3 Que vont devenir les salariés ?
La fermeture du Marineland d’Antibes est « mauvaise nouvelle économique »a déclaré Jean Léonetti, maire LR de la commune, sur BFMTV. Ce fleuron du tourisme azuréen laisse dans le flou 103 salariés permanents, ainsi que de nombreux prestataires et plus de 500 saisonniers. Interrogé par Azur début décembre, le directeur de Marineland, Pascal Picot, assurait son souhait de « négocier dans les prochaines semaines avec les partenaires sociaux les conséquences sociales de ce projet de fermeture ». Interrogé sur d’éventuelles suppressions d’emplois, il s’est montré prudent : “Pour l’instant, il est prématuré d’en parler car en France, heureusement, on est bien encadrés”. Dans son communiqué, la direction du parc avait promis de retrouver « une solution personnalisée et individualisée pour chaque collaborateur concerné ».
Fin décembre, une pétition a été lancée contre la fermeture du parc, récoltant près de 14 000 signatures. « Le directeur du parc Marineland ne pense ni aux salariés ni au bien-être des animaux. Il veut les vendre à des fins commerciales, ce que nous refusons. »ont assuré les auteurs, anonymes, qui se disent soutenus par “touristes”, “fans”, « soignants ».
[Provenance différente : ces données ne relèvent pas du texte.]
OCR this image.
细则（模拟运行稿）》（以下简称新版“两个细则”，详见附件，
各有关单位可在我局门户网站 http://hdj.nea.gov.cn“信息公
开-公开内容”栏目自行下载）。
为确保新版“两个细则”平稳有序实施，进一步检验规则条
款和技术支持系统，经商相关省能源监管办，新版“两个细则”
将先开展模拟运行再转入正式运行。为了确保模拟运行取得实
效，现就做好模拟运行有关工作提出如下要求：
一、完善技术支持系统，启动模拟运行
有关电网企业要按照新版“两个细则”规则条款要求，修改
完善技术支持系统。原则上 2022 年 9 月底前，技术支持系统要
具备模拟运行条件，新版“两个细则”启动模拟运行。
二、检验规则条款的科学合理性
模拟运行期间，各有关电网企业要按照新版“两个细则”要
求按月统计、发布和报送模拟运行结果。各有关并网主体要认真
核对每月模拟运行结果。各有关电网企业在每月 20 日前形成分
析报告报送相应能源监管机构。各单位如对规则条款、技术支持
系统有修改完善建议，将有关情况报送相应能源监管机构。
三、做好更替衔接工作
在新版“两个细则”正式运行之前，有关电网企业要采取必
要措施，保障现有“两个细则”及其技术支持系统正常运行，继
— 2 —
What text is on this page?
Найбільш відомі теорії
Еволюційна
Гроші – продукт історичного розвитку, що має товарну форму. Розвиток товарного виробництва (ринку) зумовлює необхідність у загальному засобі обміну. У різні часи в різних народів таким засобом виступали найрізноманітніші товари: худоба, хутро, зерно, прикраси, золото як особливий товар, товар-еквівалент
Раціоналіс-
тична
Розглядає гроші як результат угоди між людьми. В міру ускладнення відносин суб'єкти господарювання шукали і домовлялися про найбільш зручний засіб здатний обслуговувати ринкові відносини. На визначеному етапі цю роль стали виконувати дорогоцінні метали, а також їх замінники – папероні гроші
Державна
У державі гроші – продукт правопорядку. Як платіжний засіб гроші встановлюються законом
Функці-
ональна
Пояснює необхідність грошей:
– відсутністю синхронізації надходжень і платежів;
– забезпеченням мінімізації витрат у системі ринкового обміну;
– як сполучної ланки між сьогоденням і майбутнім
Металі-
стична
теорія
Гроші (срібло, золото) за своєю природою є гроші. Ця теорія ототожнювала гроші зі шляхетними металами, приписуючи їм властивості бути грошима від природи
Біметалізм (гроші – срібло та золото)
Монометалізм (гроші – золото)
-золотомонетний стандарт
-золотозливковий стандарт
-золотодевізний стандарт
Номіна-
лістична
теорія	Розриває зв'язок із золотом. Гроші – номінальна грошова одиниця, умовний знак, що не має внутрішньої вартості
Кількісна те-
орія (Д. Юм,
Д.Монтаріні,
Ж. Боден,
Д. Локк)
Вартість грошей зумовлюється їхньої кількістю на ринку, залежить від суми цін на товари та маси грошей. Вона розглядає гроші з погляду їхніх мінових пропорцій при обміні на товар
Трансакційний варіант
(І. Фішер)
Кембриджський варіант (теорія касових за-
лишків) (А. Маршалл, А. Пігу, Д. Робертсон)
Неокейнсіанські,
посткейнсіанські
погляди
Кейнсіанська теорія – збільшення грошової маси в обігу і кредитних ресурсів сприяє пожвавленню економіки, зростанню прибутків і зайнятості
Quant au site, situé dans le quartier de La Brague à Antibes, il devrait continuer à rester un parc ludique, comme l’exige le plan local d’urbanisme en vigueur (PLU). Dès 2021, le député LR des Alpes-Maritimes Eric Pauget demandait au gouvernement d’élaborer un « Carte de Marineland » afin de financer et accompagner cette transformation, « assurer la reconversion économique du site » et “Eviter qu’il ne devienne un terrain vague”selon La Tribune Côte d’Azur.